So this is a review of Mankind, author unknown. This is the second of the uni books I’ve reviewed, and hopefully, this one will be quite a bit shorter than the first one! Spoilers to come, so beware.
I definitely have less to say about this one, perhaps because I found it less interesting? (How that’s possible given how disinterested I was in Utopia, but there you go…) Although I will say that G. A. Lesters’ commentary was enlightening and very helpful in understanding the general idea of the Morality Plays as a whole.
The Morality Play… ‘[is a] dramatization of a spiritual crisis in the life of a representative mankind figure in which his spiritual struggle is portrayed as a conflict between personified abstractions representing good and evil.’ (Bevington, Medieval Drama, 1975, p. 792)

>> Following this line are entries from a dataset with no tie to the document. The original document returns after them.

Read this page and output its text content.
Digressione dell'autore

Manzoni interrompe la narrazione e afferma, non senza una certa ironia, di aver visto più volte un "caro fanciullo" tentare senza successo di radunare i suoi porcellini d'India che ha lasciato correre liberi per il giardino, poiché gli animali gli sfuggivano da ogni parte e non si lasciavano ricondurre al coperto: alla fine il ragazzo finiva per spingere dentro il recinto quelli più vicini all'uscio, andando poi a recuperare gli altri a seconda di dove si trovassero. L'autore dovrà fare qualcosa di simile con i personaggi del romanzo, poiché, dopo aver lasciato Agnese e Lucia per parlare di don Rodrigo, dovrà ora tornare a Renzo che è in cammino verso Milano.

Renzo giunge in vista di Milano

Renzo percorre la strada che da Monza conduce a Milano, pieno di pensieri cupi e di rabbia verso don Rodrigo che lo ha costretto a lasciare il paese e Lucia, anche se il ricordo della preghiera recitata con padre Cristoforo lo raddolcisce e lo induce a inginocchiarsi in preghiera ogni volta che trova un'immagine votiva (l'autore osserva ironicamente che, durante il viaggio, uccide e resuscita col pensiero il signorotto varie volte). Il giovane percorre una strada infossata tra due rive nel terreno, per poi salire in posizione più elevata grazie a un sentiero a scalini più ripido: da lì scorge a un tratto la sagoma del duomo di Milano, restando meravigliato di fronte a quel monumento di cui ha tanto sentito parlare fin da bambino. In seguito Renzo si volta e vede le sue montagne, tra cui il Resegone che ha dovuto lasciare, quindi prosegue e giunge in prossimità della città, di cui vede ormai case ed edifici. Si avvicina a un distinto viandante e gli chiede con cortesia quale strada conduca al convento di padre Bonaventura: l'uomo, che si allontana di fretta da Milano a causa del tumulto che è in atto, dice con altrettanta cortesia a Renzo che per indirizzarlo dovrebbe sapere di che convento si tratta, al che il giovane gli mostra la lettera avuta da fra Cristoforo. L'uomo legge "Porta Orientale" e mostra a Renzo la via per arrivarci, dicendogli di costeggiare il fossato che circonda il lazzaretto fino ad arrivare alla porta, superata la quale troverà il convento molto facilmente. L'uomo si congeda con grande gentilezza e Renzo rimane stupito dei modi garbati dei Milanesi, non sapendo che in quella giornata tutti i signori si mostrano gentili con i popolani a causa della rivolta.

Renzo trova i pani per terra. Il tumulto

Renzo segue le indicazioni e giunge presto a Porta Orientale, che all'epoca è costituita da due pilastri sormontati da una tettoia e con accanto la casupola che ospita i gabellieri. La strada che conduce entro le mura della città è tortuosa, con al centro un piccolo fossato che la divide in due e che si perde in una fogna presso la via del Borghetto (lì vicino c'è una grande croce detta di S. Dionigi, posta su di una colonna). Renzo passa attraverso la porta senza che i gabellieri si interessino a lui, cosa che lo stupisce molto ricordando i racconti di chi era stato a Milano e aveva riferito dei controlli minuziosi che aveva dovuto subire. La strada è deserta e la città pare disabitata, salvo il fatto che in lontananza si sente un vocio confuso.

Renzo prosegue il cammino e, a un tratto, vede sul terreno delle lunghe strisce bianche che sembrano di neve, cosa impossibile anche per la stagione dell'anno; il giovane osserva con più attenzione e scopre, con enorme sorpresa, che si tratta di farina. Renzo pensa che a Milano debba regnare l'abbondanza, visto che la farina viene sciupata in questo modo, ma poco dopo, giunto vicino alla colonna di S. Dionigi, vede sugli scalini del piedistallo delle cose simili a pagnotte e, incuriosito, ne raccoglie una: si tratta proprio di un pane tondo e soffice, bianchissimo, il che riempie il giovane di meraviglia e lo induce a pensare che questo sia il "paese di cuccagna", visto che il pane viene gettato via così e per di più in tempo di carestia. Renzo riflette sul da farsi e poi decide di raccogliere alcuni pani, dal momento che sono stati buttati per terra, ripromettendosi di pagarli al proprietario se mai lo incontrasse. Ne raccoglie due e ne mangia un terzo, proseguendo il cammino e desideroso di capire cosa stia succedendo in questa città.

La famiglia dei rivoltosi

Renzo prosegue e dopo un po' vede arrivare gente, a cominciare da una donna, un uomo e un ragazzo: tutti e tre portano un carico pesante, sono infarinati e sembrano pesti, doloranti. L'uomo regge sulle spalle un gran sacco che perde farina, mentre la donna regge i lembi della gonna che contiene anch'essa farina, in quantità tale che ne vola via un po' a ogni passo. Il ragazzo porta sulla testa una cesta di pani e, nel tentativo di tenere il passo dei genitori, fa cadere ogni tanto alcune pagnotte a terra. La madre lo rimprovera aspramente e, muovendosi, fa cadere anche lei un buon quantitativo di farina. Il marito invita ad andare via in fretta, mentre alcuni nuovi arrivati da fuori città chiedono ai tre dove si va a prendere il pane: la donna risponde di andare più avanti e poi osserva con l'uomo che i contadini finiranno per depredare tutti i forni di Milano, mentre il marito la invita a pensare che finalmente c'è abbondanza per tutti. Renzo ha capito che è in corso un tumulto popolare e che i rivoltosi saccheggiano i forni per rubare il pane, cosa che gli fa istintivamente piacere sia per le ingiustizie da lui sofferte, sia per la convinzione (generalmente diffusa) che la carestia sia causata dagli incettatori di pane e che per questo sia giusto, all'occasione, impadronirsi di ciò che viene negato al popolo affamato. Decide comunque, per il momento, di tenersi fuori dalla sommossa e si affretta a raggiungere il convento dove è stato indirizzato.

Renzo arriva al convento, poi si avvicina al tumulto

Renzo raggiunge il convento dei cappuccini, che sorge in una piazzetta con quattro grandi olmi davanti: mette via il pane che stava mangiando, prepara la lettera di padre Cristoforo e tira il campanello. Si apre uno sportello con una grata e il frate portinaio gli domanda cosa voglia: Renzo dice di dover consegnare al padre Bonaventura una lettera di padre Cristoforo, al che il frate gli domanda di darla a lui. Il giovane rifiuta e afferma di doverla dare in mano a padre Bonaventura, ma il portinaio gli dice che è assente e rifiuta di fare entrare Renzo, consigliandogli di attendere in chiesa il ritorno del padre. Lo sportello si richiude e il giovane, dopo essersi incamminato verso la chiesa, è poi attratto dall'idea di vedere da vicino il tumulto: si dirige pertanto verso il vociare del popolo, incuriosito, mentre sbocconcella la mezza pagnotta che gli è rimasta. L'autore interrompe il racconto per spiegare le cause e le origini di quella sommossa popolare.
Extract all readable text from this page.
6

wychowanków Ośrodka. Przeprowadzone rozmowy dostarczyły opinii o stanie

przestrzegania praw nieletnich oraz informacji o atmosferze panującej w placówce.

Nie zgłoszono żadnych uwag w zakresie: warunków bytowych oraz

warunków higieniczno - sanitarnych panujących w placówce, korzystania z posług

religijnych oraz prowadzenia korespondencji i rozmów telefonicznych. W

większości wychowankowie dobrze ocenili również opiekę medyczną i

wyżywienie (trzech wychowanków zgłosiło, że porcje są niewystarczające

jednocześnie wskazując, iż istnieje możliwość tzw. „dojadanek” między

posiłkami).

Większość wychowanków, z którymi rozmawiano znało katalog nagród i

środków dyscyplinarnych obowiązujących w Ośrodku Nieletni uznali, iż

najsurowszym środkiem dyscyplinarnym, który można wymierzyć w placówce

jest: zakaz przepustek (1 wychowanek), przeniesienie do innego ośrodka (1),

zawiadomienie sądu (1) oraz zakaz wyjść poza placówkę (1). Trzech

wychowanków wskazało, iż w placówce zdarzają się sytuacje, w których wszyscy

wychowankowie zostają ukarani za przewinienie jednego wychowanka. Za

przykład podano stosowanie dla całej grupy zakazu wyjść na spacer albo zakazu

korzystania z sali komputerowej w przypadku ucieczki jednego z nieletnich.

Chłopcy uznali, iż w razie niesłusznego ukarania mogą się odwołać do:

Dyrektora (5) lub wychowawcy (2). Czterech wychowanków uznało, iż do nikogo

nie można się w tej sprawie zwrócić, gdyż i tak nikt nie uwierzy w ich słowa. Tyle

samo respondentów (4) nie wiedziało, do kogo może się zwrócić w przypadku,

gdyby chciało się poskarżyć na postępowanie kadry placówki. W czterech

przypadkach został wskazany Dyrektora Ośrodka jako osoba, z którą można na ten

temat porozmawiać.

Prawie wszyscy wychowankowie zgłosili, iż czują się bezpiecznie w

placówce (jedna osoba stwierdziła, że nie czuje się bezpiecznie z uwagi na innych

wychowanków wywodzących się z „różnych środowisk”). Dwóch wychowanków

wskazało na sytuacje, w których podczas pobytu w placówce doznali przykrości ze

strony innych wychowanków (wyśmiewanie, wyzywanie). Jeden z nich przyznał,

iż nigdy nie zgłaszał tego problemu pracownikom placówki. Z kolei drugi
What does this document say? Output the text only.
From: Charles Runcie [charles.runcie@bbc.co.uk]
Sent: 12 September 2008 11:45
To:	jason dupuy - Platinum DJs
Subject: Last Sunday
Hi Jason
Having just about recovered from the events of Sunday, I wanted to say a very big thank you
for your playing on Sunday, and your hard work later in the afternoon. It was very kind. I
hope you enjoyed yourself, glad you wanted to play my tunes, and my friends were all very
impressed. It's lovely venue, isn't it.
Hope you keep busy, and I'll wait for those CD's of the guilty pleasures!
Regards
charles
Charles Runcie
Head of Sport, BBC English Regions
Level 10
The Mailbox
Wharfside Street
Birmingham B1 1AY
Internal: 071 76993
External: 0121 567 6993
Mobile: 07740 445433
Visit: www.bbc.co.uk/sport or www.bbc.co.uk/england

Mankind clearly follows this definition of a Morality Play. Mankind, the human element of the play is, at the beginning, stedfast in his belief of God and is a good Christian man. When the enemies of Mankind are revealed, ‘the Devil, the World, the Flesh’, he is tested and ultimately fails. The play ends as Mankind is about to kill himself in anguish over his bad deeds, when the Mercy of God comes to save him.
The characters in this play are: Mercy, the loving and caring father of Mankind; Mankind, literally a representation of mankind; Mischief, which is pretty self explanatory, but is also characterised as the ‘mother’ of worldly evils, (basically the whole ‘women cause men tons of problems thing again). Then there are the worldly evils: New Guise, representing the lure of material possession; Nowadays, who presumably represents the break-down of tradition or the ‘old ways’, not much has changed really; and Nought, who represents idleness.
Finally, there is Titivillus. Titivillus is a demon of sorts ‘whose duties included the recording of whispers, lies, false oaths, and idle talk’. He represents the lure of the Devil, who appeals to spiritual rather than physical weakness. As Mankind succumbs to spiritual weakness, physical weakness can also enter, and thus Mankind is taken in by the lure of the Flesh.
The play serves to demonstrate the ways in which man can be seduced from the path of righteousness and away from salvation. Following the Catholic ideology that salvation was possible, that God was ever Merciful, this play seeks to show that although one should stick to the precepts of Christianity, any wrong-doings will be forgiven of those who repent.
On the whole, it’s really just another example of how the church attempted to coerce people into following the rules that they had laid out. But that’s none of my business…
Anyway! This play is yet another boring one, but I’m reading H.G Wells’ The Time Machine next, which promises to be much more interesting!